Um funcionário da Casa Branca, falando em nome de Trump, esclareceu a posição do governo à Reuters: “Como o presidente afirmou, ele estaria recompensando o Hamas se reconhecesse um Estado palestino, e ele não acha que eles deveriam ser recompensados. Então ele não vai fazer isso. O foco do presidente Trump é alimentar as pessoas (em Gaza).”
As organizações judaicas canadenses criticaram duramente o desenvolvimento.
“Isso se baseia na fé equivocada em compromissos vagos” de Abbas, que é “notório por sua corrupção, falta de credibilidade democrática e financiamento de terroristas”, afirmou Noah Shack, CEO do Centro para Israel e Assuntos Judaicos, o grupo de defesa das Federações Judaicas do Canadá.
“Estender o reconhecimento na ausência de uma mudança real no terreno é uma receita para outro pseudo-Estado palestino fracassado controlado por terroristas”, disse ele.
“É profundamente preocupante que o governo não tenha vinculado o reconhecimento do Estado à remoção do Hamas e ao retorno dos reféns israelenses”, acrescentou Shack. “Isso apenas encoraja o Hamas e condena palestinos e israelenses, incluindo os reféns e suas famílias, a mais sofrimento.”
A B’nai Brith Canada escreveu no X que estava “profundamente preocupada” com o anúncio.

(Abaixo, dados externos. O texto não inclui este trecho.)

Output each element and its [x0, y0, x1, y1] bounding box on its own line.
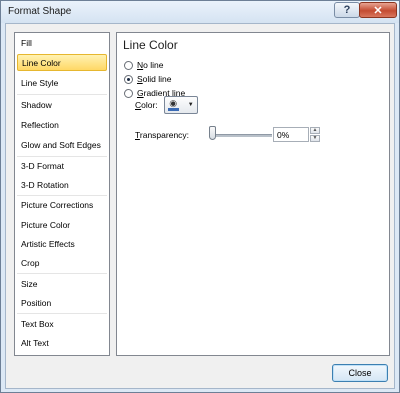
- solid-line-label: Solid line: [137, 74, 172, 84]
- no-line-radio[interactable]: [124, 60, 133, 70]
- help-button[interactable]: ?: [334, 2, 360, 18]
- close-button[interactable]: Close: [332, 364, 388, 382]
- no-line-option[interactable]: No line: [124, 59, 163, 71]
- dialog-title: Format Shape: [8, 6, 72, 17]
- panel-title: Line Color: [123, 38, 178, 52]
- color-picker-button[interactable]: ◉ ▼: [163, 96, 198, 114]
- format-shape-dialog: Format Shape ? ✕ Fill Line Color Line St…: [0, 0, 400, 393]
- nav-separator: [17, 94, 107, 95]
- title-bar: Format Shape ? ✕: [1, 1, 399, 23]
- nav-separator: [17, 273, 107, 274]
- transparency-input[interactable]: 0%: [273, 127, 309, 142]
- no-line-label: No line: [137, 60, 164, 70]
- nav-item-3d-format[interactable]: 3-D Format: [17, 157, 107, 174]
- nav-item-picture-color[interactable]: Picture Color: [17, 216, 107, 233]
- nav-item-3d-rotation[interactable]: 3-D Rotation: [17, 176, 107, 193]
- spin-up-button[interactable]: ▲: [310, 127, 320, 134]
- solid-line-radio[interactable]: [124, 74, 133, 84]
- nav-item-alt-text[interactable]: Alt Text: [17, 334, 107, 351]
- transparency-slider-track[interactable]: [209, 134, 272, 137]
- transparency-row: Transparency:: [135, 128, 189, 142]
- color-label: Color:: [135, 100, 158, 110]
- color-row: Color: ◉ ▼: [135, 95, 198, 115]
- nav-separator: [17, 313, 107, 314]
- nav-item-artistic-effects[interactable]: Artistic Effects: [17, 235, 107, 252]
- nav-item-crop[interactable]: Crop: [17, 254, 107, 271]
- paint-bucket-icon: ◉: [167, 99, 179, 111]
- nav-item-fill[interactable]: Fill: [17, 34, 107, 51]
- nav-item-picture-corrections[interactable]: Picture Corrections: [17, 196, 107, 213]
- transparency-slider-thumb[interactable]: [209, 126, 216, 140]
- chevron-down-icon: ▼: [187, 102, 194, 108]
- nav-item-shadow[interactable]: Shadow: [17, 96, 107, 113]
- nav-item-line-color[interactable]: Line Color: [17, 54, 107, 71]
- category-list: Fill Line Color Line Style Shadow Reflec…: [14, 32, 110, 356]
- nav-item-glow[interactable]: Glow and Soft Edges: [17, 136, 107, 153]
- line-color-panel: Line Color No line Solid line Gradient l…: [116, 32, 390, 356]
- transparency-spinner: ▲ ▼: [310, 127, 320, 142]
- gradient-line-radio[interactable]: [124, 88, 133, 98]
- spin-down-button[interactable]: ▼: [310, 135, 320, 142]
- transparency-label: Transparency:: [135, 130, 190, 140]
- nav-item-reflection[interactable]: Reflection: [17, 116, 107, 133]
- solid-line-option[interactable]: Solid line: [124, 73, 172, 85]
- nav-item-size[interactable]: Size: [17, 275, 107, 292]
- color-swatch: [167, 108, 179, 111]
- window-close-button[interactable]: ✕: [359, 2, 397, 18]
- nav-item-text-box[interactable]: Text Box: [17, 315, 107, 332]
- nav-item-line-style[interactable]: Line Style: [17, 74, 107, 91]
- nav-item-position[interactable]: Position: [17, 294, 107, 311]
- dialog-body: Fill Line Color Line Style Shadow Reflec…: [5, 23, 395, 389]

“Esta decisão é perigosamente prematura”, disse Richard Robertson, diretor de pesquisa e defesa da B’nai Brith Canadá. “Como a intenção do governo de reconhecer um Estado palestino se baseia no compromisso da Autoridade Palestina com a reforma democrática e a desmilitarização, a B’nai Brith Canada questiona se a Autoridade Palestina pode ser confiável como um ator estatal legítimo e parceiro no processo de paz.”
No entanto, a organização judaica disse que saudou o fato de o Canadá estar “comprometido com uma solução de dois Estados que impeça o Hamas de participar de qualquer futuro Estado palestino”.

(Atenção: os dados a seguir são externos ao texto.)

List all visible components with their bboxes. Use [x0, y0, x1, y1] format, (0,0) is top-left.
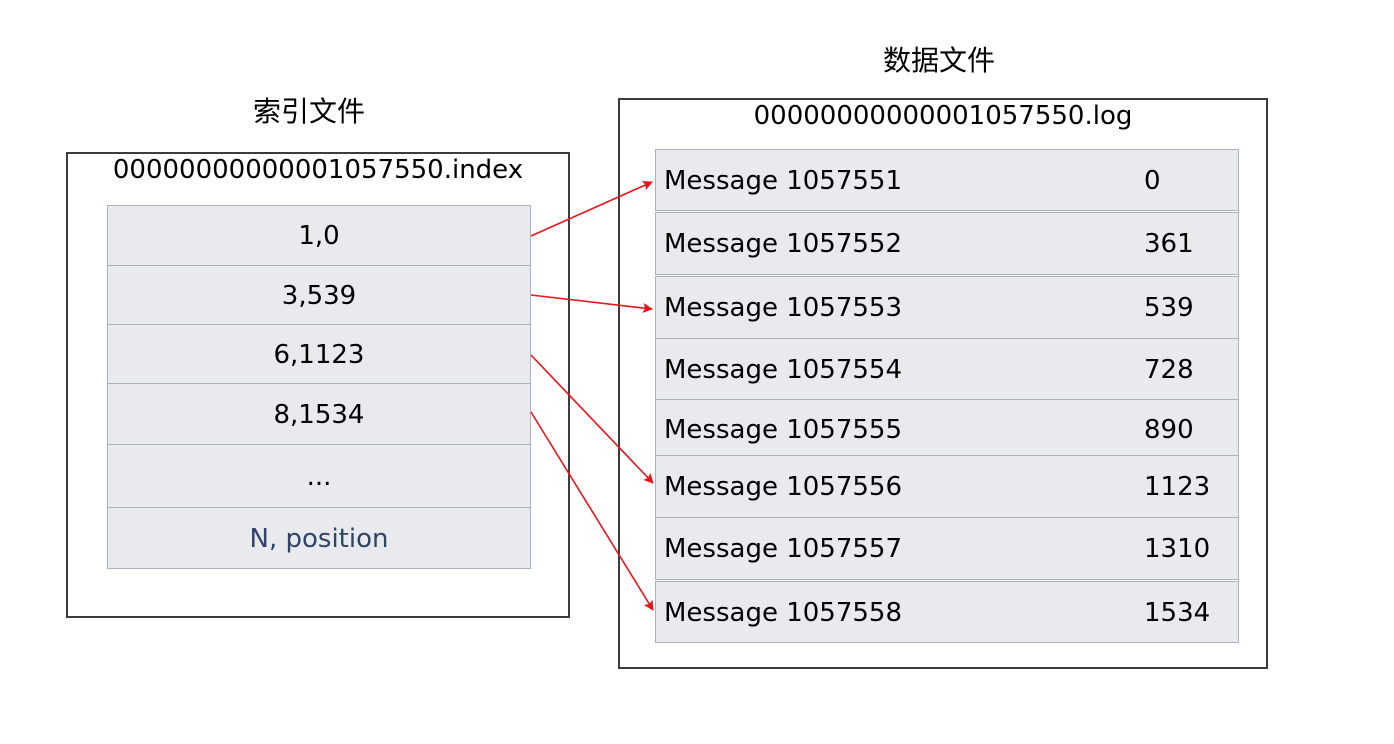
message-name: Message 1057553 [664, 293, 903, 323]
message-name: Message 1057554 [664, 355, 903, 385]
message-row: Message 1057557 1310 [655, 517, 1239, 580]
message-position: 890 [1144, 415, 1194, 445]
message-row: Message 1057555 890 [655, 399, 1239, 456]
message-position: 1123 [1144, 472, 1211, 502]
index-entry: 6,1123 [107, 324, 531, 384]
message-name: Message 1057551 [664, 166, 903, 196]
message-name: Message 1057552 [664, 229, 903, 259]
message-position: 539 [1144, 293, 1194, 323]
message-position: 728 [1144, 355, 1194, 385]
message-row: Message 1057558 1534 [655, 581, 1239, 643]
index-entry: 3,539 [107, 265, 531, 325]
message-row: Message 1057554 728 [655, 338, 1239, 400]
data-filename: 00000000000001057550.log [753, 101, 1133, 131]
message-row: Message 1057553 539 [655, 276, 1239, 339]
index-entry-placeholder: N, position [107, 507, 531, 569]
message-row: Message 1057556 1123 [655, 455, 1239, 518]
index-entry: 8,1534 [107, 383, 531, 445]
message-name: Message 1057557 [664, 534, 903, 564]
message-name: Message 1057555 [664, 415, 903, 445]
message-position: 361 [1144, 229, 1194, 259]
message-name: Message 1057556 [664, 472, 903, 502]
message-position: 1310 [1144, 534, 1211, 564]
index-filename: 00000000000001057550.index [112, 155, 524, 185]
index-file-title: 索引文件 [252, 95, 365, 128]
message-position: 1534 [1144, 598, 1211, 628]
index-entry: 1,0 [107, 205, 531, 266]
data-file-title: 数据文件 [882, 44, 995, 77]
message-row: Message 1057551 0 [655, 149, 1239, 211]
message-row: Message 1057552 361 [655, 212, 1239, 275]
message-position: 0 [1144, 166, 1161, 196]
message-name: Message 1057558 [664, 598, 903, 628]
index-entry-ellipsis: ... [107, 444, 531, 508]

Na terça-feira, Keir Starmer, primeiro-ministro do Reino Unido, disse a repórteres que pretende reconhecer um Estado palestino em setembro “a menos que o governo israelense tome medidas substanciais para acabar com a terrível situação em Gaza” e concorde com um cessar-fogo e “se comprometer com uma paz sustentável de longo prazo, revivendo a perspectiva de uma solução de dois Estados”.
Jean-Noël Barrot, ministro das Relações Exteriores da França, observou que Paris havia dito recentemente que reconheceria um Estado palestino na ONU em setembro.